Archive for January, 2011

Life. Death. Life.

January 29, 2011

(Originally published December 1, 2010, in my MySpace blog)

Dear Friends,

I haven’t been in touch for a few weeks.  There’s enough blather in the worlds these days.  I decline to add empty words, devoid of real passion.   I find myself thus challenged to be honest with you.

Someone I know died on Sunday.  Not “immediate” family, but still close.  He was younger than I by a couple of years, and left two kids just entering their teens, and a very frail and elderly mother who has to say goodbye to her youngest son.

How do we carry grief?  This kind of sorrow sits in our bodies like lead in the belly.  It spreads through our brain, our thoughts, in every direction.  We are our own flood-ravaged landscape, no part of our psyche escapes the touch of that tide, even the parts that remained above the flood line are enveloped in the wafting scent of loss.

Beyond this landscape, we can, occasionally, become aware of the great wheel turning, the world spinning, life and death unending, like the proverbial snake eating its own tail, no beginning, no end.  When we walk a path with our eyes glued to the ground, terrified of the inevitable stumbling blocks in our way, all we can see is the dirt that takes us all.

But we can also stop, right now.  Don’t take another step.  Be grounded, look up to where the sun is shining, and see its procession across the sky.  The sun’s progress is our own.  Day by day we rise, work our way across an expanse of sky, and retire at night, to some place below the horizon, unseen.  Life – every little bit of it – marches along the same path; we have our time in the sun, and then we retire into that good night, until it is time to begin again, fresh, full of new promise.  This is Life, and we are all part of the parade, during the sunlit and the obscure times.  The journey does not end.

So I sit with the sadness, share memories with other loved ones, and let this season be what it must be.   Be well, my friends.

The DREAM ACT and the American Dream

January 29, 2011

The following was originally posted November 18, 2010, on my MySpace blog:

 

I’m venturing in a slightly different direction this week. If you care to join me, come on along.

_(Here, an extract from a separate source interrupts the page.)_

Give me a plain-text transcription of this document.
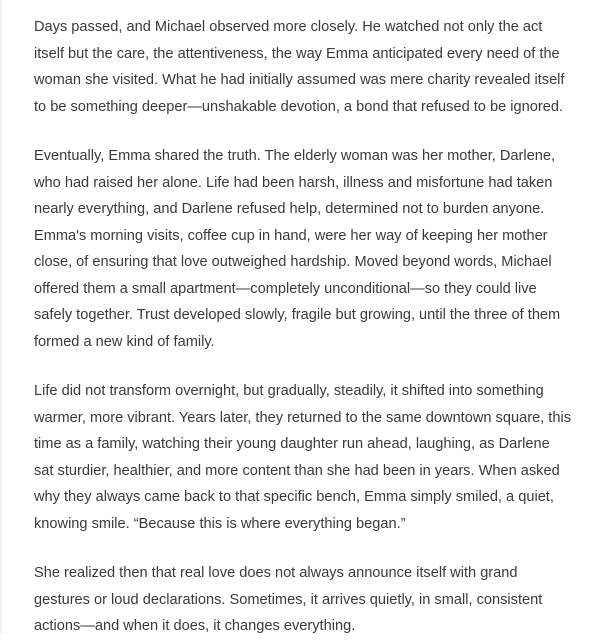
Days passed, and Michael observed more closely. He watched not only the act itself but the care, the attentiveness, the way Emma anticipated every need of the woman she visited. What he had initially assumed was mere charity revealed itself to be something deeper—unshakable devotion, a bond that refused to be ignored.

Eventually, Emma shared the truth. The elderly woman was her mother, Darlene, who had raised her alone. Life had been harsh, illness and misfortune had taken nearly everything, and Darlene refused help, determined not to burden anyone. Emma's morning visits, coffee cup in hand, were her way of keeping her mother close, of ensuring that love outweighed hardship. Moved beyond words, Michael offered them a small apartment—completely unconditional—so they could live safely together. Trust developed slowly, fragile but growing, until the three of them formed a new kind of family.

Life did not transform overnight, but gradually, steadily, it shifted into something warmer, more vibrant. Years later, they returned to the same downtown square, this time as a family, watching their young daughter run ahead, laughing, as Darlene sat sturdier, healthier, and more content than she had been in years. When asked why they always came back to that specific bench, Emma simply smiled, a quiet, knowing smile. “Because this is where everything began.”

She realized then that real love does not always announce itself with grand gestures or loud declarations. Sometimes, it arrives quietly, in small, consistent actions—and when it does, it changes everything.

Let’s start with some song lyrics:

There was a rose
It didn’t choose where it was planted
So it goes
It only wants to bloom and grow.
And though we’re told
Permission never was quite granted,
Roots go low
‘Cause it’s the only home it knows.

There was a rose
It didn’t choose where it should be
As much a gift
As if it grew here from a seed.
But there are those, who only see it as a weed,
And a weed must be chopped down.

But there’s a DREAM
just to bloom where you’re plante
d
DREAM just to live and to grow.
DREAM, asking no extra chances
Just let this rose, let this rose stay home.

Let this rose, let this rose stay home.

There are young people in the U.S. who were brought here as young children by families who, yes, came here illegally. This is not a debate about the actions of the parents.  Minors are not responsible for the actions of their parents.  These kids grew up as Americans, finishing school, in many cases going on to college, or to serve in the military, but they have no path to legal residency or citizenship. If they are discovered, through even something as minor as making a rolling stop at a stop sign, they risk being “sent back”, – in many cases, to a country they don’t even remember and where they know no one.

The DREAM ACT would provide such a path for young people caught in this trap through no fault of their own. They could earn the right to formally belong in the only land they know.

This seems both fair to them and beneficial for the U.S., to nurture the resources that are already here.  I know it’s controversial.  I don’t encourage you to agree with me, but I encourage you to inform yourself and, if you are so inclined, to call your Congress person – you’re free to weigh in on either side, of course.  This IS America, after all.  I just like to think of America as a place where we don’t punish the innocent.

The DREAM ACT is currently before Congress, and the odds are slim that it will pass before the end of this session.  Odds are even slimmer that it will pass in the next.

The link before is just a starting place to get an understanding of the debate.  If you are interested there is a lot of info in the Web, much of it coming from college students.